Chat is the politically safest interface a team can pick. It is how the team says yes to an exec's ask for AI while postponing the harder product decision about which user problem to solve. “Add a verb surface” is different. The team first has to agree on which verbs matter most to which user. That is strategy work, not feature work. Teams that cannot reach that agreement default to the work that does not require it.
Chat metrics also look like engagement. The PM’s weekly slide shows messages per user, session length, and daily active conversations, all trending up. All of these read as positive signals on a dashboard. The dashboard rewards adding chat. It does not directly punish, making the user pay the chat tax.

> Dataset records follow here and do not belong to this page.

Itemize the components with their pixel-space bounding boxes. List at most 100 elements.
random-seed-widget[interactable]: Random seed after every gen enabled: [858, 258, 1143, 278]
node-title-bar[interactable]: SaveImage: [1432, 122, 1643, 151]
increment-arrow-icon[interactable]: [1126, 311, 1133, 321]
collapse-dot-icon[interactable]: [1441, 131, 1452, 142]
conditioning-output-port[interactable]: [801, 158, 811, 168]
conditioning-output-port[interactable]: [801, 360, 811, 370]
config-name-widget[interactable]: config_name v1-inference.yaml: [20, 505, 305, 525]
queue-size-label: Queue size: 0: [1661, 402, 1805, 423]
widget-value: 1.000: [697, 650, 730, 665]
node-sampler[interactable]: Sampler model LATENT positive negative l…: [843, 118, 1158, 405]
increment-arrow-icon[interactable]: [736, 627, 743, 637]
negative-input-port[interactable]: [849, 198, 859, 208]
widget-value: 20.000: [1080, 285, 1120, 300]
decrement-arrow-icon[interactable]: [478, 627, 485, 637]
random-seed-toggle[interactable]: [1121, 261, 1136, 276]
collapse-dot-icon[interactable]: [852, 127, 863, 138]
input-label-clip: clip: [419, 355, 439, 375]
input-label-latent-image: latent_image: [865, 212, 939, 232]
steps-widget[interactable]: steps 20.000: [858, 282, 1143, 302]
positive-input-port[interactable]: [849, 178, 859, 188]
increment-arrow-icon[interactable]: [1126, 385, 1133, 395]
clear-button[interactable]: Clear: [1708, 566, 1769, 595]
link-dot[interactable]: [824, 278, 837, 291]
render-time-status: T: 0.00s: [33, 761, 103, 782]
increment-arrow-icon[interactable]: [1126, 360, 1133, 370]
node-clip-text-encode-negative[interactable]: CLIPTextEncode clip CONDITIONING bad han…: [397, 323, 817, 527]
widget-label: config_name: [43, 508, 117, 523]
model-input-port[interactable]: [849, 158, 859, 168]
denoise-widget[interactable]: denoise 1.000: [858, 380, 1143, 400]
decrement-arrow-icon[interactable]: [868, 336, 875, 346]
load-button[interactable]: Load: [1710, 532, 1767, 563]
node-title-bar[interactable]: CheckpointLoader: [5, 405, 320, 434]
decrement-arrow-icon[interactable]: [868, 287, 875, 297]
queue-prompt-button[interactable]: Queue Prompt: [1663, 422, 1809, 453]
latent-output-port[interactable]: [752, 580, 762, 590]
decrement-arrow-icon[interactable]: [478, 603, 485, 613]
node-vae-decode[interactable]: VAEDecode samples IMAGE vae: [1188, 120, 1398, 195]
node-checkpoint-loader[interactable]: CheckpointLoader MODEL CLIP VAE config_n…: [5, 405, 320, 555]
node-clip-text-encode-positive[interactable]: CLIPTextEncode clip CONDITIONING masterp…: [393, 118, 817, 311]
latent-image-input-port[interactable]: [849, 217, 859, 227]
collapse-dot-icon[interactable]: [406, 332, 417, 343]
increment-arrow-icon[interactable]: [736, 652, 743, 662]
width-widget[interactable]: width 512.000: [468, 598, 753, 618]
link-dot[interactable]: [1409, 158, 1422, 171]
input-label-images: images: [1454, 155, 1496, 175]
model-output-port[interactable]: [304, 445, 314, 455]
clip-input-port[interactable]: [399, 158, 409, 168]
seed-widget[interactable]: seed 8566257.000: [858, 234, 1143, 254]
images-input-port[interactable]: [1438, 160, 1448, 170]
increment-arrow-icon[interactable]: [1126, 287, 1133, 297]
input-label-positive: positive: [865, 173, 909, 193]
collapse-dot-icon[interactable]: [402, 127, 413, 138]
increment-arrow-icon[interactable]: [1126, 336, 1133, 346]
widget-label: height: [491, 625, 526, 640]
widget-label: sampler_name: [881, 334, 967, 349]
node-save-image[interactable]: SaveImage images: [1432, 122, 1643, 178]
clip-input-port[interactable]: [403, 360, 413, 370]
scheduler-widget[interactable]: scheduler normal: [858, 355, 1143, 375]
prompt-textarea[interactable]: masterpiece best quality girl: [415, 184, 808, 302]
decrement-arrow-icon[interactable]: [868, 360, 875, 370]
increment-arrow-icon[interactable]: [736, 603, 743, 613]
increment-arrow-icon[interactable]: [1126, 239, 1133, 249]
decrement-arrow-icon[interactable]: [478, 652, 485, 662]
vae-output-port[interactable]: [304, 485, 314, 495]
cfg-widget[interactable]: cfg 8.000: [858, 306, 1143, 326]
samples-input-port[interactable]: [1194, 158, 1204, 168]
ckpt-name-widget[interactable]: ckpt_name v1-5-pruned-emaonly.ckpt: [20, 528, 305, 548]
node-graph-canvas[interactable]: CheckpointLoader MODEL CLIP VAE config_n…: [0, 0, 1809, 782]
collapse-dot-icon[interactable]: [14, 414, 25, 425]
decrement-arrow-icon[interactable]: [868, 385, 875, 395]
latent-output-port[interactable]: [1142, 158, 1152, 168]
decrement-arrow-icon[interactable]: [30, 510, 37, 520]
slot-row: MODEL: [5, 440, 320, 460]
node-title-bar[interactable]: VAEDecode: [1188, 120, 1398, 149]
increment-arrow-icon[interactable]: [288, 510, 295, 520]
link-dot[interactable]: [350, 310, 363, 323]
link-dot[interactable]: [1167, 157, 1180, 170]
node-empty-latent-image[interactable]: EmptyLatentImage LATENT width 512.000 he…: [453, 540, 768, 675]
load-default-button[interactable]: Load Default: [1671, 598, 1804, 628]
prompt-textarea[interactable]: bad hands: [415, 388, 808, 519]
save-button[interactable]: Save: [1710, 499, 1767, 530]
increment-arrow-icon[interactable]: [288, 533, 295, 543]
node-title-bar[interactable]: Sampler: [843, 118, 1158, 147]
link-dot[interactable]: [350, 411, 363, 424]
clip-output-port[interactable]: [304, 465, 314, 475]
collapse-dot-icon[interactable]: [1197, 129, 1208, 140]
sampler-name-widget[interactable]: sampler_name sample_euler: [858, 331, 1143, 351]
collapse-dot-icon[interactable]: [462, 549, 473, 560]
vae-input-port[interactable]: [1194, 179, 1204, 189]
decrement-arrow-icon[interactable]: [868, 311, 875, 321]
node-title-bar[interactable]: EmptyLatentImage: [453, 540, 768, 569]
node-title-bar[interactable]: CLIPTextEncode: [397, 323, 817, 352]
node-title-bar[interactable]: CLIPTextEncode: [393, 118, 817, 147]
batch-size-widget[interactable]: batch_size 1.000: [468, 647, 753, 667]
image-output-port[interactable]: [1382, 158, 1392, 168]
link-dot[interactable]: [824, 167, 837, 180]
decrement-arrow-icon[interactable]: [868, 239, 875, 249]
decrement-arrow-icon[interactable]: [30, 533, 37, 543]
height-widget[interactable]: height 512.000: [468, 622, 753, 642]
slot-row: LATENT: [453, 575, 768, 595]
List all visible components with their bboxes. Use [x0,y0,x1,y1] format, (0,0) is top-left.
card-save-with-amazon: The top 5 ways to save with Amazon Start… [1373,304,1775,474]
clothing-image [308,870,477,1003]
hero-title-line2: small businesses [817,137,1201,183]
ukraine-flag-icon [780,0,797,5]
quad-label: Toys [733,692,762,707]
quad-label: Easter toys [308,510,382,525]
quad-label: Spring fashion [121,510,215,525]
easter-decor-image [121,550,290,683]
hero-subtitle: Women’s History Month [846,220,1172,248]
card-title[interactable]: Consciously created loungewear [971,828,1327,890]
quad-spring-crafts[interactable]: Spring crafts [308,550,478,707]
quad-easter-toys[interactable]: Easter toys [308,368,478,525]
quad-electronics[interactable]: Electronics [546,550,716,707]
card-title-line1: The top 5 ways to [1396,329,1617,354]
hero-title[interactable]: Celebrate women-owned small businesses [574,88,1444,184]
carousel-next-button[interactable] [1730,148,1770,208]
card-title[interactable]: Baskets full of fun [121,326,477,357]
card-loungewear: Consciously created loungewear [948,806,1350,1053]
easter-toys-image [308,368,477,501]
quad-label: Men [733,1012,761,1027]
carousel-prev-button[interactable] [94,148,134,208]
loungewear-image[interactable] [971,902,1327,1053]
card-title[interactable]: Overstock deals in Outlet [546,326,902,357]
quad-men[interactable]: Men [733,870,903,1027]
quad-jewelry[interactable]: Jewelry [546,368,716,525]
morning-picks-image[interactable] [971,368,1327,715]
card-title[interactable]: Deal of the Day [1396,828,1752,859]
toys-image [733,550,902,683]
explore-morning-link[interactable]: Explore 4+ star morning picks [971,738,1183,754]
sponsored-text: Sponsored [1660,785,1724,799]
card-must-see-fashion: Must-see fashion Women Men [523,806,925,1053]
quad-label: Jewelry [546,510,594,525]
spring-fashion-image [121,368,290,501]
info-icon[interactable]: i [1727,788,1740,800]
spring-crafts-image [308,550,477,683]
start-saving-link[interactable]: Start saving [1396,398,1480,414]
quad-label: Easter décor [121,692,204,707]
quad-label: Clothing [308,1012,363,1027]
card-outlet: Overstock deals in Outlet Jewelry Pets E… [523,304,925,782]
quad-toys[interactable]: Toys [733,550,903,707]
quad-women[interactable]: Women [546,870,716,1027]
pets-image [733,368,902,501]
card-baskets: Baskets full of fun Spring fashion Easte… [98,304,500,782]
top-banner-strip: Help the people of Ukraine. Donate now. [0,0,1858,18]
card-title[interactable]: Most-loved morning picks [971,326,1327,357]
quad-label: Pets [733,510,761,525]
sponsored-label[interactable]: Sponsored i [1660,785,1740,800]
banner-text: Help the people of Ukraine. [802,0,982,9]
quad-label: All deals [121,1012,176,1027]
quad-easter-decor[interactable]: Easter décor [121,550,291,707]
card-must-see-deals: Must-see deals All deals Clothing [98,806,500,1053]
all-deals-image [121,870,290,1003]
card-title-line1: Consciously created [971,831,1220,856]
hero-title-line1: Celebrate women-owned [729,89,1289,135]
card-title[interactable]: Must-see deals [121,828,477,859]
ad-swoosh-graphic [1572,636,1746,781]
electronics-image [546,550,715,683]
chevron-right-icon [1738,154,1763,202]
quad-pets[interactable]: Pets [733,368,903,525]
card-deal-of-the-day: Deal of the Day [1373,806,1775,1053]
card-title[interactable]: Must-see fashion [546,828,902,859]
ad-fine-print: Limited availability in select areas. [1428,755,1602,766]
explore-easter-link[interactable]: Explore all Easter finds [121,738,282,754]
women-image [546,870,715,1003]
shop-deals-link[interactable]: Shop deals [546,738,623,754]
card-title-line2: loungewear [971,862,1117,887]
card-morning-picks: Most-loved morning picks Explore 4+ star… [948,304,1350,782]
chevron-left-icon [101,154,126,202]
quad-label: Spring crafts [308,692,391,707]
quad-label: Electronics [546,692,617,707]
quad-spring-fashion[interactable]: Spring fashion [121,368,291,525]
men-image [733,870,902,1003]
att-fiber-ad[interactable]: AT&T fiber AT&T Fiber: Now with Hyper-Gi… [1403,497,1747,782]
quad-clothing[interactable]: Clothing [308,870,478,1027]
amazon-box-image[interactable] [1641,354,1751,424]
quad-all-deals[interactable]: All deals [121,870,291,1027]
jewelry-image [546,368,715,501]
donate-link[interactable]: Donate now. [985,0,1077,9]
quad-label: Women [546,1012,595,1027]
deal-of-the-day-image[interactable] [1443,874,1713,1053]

Chat also makes no specific promise. When chat produces a bad answer, the user blames themselves for asking incorrectly. When a verb surface fails, the user blames the product. That is why the WWDC keynote shipped a Siri chatbot app alongside the ambient features. The chatbot is the surface Apple could add without committing to a specific promise.
A Diagnostic for Whether Your Product Is Chat-Trapped
There are three questions worth answering tonight.
How often do users tell the product something it already knows?
If it is more than three in ten messages, you are making them repeat themselves.How many of your top ten use cases would survive if the chat box were removed?
Anything that survives belongs behind a verb, in a canvas, or in a delegation. Everything else is genuinely chat-shaped work.Could a new user finish a real job in under ninety seconds without typing a sentence?
If the answer is no, the chatbox is the bottleneck, not the model.
If two of three answers are red, the fix is not a better prompt template. It is a different surface entirely.
What This Means for the Next Two Years
Frontier models are converging. Anthropic, OpenAI, and Google can each handle most product jobs roughly as well as the others. This is true of small local models as well under 5-8gb in size. The small models for a dedicated task are as good as a large general model. So the choice between them stops mattering as much as it used to. What still matters is the interface the team wraps around the model.
The roles change, too. The most valuable hire in a 2026 product organization is the person who can decide which AI capability deserves a verb, which deserves a canvas, which deserves a delegation, and which should stay ambient. That role does not have a name yet. The naming will catch up soon enough.
The work ahead is simple. Stop shipping the chatbox. Start shipping the verb.